Essa confiança não surge por acaso, nem pode ser importada através de tecnologia. Ela constrói-se através de disciplina e de escolhas organizacionais claras. Implica, antes de mais, que as empresas de seguros estabeleçam contratos explícitos sobre os dados, alinhando definições entre áreas que historicamente operam com lógicas distintas. Quando diferentes departamentos têm interpretações divergentes sobre o que constitui um sinistro ativo ou um prémio ganho, a organização deixa de ter uma versão única da verdade e passa a operar num estado permanente de ambiguidade.

Ao mesmo tempo, a rastreabilidade torna-se essencial. Num ambiente onde os dados atravessam múltiplos sistemas e transformações, a incapacidade de perceber rapidamente de onde vem uma variação num indicador revela uma fragilidade crítica.

Sem uma visão clara do percurso dos dados, qualquer alteração num sistema de origem pode propagar-se silenciosamente e comprometer decisões em níveis superiores, sem que ninguém perceba exatamente porquê.

Paralelamente, há uma dimensão frequentemente ignorada, a necessidade de tratar a qualidade dos dados como algo mensurável e gerido com o mesmo rigor que outros indicadores de risco ou de performance.

Definir expectativas claras sobre atualidade, completude e consistência não é um exercício técnico, é uma decisão de gestão que determina até que ponto a empresa de seguros está disposta a confiar nos seus próprios números. Sem essas métricas, a responsabilidade dilui-se e a qualidade dos dados torna-se um problema difuso, pertencente a todos e, na prática, a ninguém.

Finalmente, há a questão da proatividade. Muitas empresas de seguros continuam a descobrir problemas de dados apenas quando estes já produziram efeitos visíveis, seja num relatório inconsistente, numa auditoria ou numa decisão que não se confirmou correta. A ausência de mecanismos de monitorização contínua transforma a organização numa entidade reativa, incapaz de antecipar falhas, num sistema que depende precisamente da precisão para funcionar corretamente.

O ponto mais desconfortável, mas também mais inevitável, é que tudo isto tem um impacto direto e mensurável no negócio. Dados imprecisos comprometem o pricing, obscurecem padrões de fraude, distorcem provisões técnicas e minam a credibilidade perante reguladores e parceiros. No limite, a prazo, tornam-se um fator silencioso de erosão financeira.

A transformação digital da indústria seguradora portuguesa dificilmente falhará por falta de tecnologia. As ferramentas existem, são cada vez mais acessíveis e estão amplamente comprovadas. O que está verdadeiramente em causa é a capacidade das empresas de seguros enfrentarem uma realidade menos glamorosa, a de que a maturidade analítica não começa com modelos avançados, mas com a integridade dos dados que os alimentam. E essa é uma transformação mais exigente porque implica mudar comportamentos, impor disciplina e aceitar que o progresso nem sempre é visível no curto prazo.

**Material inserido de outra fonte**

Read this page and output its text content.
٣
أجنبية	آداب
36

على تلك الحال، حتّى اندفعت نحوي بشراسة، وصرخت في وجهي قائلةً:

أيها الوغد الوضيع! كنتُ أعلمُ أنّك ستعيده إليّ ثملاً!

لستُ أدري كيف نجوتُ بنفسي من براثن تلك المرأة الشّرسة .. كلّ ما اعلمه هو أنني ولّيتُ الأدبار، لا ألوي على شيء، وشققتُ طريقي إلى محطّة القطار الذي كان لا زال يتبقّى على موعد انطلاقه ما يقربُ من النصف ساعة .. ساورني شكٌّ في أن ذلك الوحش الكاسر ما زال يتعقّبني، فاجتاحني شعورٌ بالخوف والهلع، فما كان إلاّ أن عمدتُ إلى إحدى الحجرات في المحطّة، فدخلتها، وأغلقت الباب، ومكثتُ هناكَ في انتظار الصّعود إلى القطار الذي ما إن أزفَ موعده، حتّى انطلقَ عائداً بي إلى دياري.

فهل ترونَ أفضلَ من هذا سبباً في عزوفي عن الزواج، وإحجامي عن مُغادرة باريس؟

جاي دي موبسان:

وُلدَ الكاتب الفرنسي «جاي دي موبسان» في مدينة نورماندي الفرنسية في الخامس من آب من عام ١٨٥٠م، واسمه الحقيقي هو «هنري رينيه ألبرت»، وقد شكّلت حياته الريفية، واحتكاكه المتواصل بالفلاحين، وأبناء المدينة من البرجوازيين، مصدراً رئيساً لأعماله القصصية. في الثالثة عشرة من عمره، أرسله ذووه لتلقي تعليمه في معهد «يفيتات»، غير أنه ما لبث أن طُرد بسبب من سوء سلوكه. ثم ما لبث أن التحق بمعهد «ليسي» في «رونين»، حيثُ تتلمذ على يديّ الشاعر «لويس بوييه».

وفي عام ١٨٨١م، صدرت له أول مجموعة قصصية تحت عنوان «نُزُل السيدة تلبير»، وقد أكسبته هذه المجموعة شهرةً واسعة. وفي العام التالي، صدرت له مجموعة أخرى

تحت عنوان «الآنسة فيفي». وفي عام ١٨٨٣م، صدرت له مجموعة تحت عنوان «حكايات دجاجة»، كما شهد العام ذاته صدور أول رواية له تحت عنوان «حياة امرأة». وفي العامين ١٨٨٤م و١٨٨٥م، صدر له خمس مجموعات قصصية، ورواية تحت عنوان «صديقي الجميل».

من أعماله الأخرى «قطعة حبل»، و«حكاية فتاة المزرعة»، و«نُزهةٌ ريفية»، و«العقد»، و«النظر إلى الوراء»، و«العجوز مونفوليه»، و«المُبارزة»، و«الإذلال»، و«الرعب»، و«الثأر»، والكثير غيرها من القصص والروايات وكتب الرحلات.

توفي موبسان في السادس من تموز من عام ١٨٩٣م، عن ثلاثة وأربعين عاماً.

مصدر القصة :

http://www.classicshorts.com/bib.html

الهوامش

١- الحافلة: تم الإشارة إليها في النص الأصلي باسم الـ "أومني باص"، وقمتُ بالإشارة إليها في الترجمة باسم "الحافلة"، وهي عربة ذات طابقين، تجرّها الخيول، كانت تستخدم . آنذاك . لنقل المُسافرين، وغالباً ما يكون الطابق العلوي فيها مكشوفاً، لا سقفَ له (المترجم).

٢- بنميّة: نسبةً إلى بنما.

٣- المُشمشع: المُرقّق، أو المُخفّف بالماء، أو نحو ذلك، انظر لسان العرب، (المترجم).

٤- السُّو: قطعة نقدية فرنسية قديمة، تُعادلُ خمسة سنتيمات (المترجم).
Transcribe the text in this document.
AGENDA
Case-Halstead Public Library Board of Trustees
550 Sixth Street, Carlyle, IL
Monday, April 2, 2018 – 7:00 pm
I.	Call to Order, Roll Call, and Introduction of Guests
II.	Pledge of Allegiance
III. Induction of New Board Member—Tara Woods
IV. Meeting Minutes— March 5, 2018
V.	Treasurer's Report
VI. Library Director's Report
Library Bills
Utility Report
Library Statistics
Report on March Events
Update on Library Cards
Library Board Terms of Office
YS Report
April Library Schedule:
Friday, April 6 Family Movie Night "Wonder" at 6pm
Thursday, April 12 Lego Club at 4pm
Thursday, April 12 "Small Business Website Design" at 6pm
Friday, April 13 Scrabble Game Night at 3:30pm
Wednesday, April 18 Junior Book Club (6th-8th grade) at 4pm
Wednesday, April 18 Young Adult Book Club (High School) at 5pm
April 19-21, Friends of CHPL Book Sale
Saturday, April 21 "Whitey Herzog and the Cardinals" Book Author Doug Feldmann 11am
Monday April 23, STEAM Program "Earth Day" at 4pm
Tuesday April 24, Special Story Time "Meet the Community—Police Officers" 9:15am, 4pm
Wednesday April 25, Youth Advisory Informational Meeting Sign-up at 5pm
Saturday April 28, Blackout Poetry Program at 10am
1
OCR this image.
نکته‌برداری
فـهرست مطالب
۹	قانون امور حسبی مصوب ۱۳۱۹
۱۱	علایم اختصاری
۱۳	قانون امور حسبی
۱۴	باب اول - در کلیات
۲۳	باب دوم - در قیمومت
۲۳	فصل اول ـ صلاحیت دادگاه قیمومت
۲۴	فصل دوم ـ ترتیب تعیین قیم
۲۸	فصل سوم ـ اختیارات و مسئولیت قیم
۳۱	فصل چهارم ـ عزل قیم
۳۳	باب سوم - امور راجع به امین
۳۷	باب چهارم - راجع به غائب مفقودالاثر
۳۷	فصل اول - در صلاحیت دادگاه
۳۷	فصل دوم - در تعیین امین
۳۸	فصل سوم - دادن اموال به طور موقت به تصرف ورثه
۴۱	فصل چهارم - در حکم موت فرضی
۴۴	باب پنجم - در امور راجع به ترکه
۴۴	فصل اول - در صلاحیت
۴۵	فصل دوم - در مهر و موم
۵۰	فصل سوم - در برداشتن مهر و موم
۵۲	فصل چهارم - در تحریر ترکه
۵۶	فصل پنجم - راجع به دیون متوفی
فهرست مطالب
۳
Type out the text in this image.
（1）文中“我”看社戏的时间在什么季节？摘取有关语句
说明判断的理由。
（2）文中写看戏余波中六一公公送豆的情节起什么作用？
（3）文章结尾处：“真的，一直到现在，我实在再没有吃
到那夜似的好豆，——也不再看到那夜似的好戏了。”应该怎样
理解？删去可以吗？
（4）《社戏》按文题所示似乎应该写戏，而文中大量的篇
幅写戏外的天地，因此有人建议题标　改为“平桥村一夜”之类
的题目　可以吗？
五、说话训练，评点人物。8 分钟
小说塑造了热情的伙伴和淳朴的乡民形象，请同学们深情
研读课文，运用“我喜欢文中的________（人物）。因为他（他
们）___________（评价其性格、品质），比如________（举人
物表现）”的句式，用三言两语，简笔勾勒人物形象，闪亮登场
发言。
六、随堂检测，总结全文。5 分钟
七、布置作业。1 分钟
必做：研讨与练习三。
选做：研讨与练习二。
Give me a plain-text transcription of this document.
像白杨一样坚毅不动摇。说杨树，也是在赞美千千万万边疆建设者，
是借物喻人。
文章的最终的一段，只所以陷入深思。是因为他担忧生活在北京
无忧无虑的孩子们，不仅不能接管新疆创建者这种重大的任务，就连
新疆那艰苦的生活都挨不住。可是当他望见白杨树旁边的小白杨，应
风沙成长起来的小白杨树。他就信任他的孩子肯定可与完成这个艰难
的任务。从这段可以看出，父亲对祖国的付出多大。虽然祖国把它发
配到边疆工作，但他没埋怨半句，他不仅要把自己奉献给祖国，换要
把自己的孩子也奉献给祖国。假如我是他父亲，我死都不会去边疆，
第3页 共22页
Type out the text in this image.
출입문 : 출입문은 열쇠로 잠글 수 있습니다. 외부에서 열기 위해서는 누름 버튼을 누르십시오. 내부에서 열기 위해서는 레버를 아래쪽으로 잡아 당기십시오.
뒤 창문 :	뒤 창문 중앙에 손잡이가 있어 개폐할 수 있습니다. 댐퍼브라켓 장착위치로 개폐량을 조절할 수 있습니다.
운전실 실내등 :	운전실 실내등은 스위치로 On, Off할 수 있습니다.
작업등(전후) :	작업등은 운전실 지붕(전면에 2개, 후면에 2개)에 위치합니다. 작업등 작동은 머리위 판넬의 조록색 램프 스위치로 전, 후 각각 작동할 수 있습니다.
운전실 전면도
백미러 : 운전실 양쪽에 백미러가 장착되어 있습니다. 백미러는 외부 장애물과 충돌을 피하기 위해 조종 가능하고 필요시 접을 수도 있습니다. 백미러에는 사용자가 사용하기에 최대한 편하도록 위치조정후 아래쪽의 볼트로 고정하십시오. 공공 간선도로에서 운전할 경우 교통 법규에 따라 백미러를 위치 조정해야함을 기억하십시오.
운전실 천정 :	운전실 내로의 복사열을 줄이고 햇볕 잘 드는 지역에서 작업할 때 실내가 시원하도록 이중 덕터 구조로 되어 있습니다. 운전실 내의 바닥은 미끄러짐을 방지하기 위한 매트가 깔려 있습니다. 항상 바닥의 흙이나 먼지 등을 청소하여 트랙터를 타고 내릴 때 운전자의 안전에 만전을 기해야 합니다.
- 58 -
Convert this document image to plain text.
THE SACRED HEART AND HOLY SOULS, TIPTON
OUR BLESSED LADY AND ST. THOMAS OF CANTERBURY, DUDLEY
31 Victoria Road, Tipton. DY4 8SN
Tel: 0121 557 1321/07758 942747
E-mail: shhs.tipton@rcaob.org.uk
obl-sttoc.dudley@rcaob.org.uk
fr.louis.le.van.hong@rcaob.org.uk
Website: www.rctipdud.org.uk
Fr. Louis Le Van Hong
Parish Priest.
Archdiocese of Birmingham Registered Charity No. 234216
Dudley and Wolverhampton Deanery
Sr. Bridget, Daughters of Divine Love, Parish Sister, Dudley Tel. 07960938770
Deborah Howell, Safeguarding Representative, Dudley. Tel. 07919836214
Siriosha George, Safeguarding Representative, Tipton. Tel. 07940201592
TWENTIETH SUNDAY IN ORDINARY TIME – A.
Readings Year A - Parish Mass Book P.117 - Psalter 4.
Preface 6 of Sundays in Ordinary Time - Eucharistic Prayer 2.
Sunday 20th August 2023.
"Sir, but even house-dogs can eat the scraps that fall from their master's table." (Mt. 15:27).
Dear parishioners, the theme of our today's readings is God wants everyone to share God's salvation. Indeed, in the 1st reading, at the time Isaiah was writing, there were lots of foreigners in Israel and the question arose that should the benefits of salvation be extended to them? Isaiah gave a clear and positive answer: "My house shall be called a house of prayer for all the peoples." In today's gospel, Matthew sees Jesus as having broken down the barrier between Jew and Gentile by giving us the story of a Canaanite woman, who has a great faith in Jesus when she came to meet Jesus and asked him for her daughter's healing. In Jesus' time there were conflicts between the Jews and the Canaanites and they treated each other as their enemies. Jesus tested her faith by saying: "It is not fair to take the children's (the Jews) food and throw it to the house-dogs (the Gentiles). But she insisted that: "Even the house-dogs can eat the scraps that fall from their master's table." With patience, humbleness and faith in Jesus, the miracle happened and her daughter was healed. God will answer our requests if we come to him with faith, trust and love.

Talvez por isso a pergunta mais relevante que os líderes do setor deveriam colocar não seja sobre que capacidades analíticas querem desenvolver a seguir, mas sim sobre se podem confiar plenamente naquilo que já produzem hoje. Enquanto essa resposta não for inequívoca, toda a ambição tecnológica corre o risco de assentar sobre uma base frágil, onde a sofisticação esconde, em vez de resolver, as fragilidades fundamentais.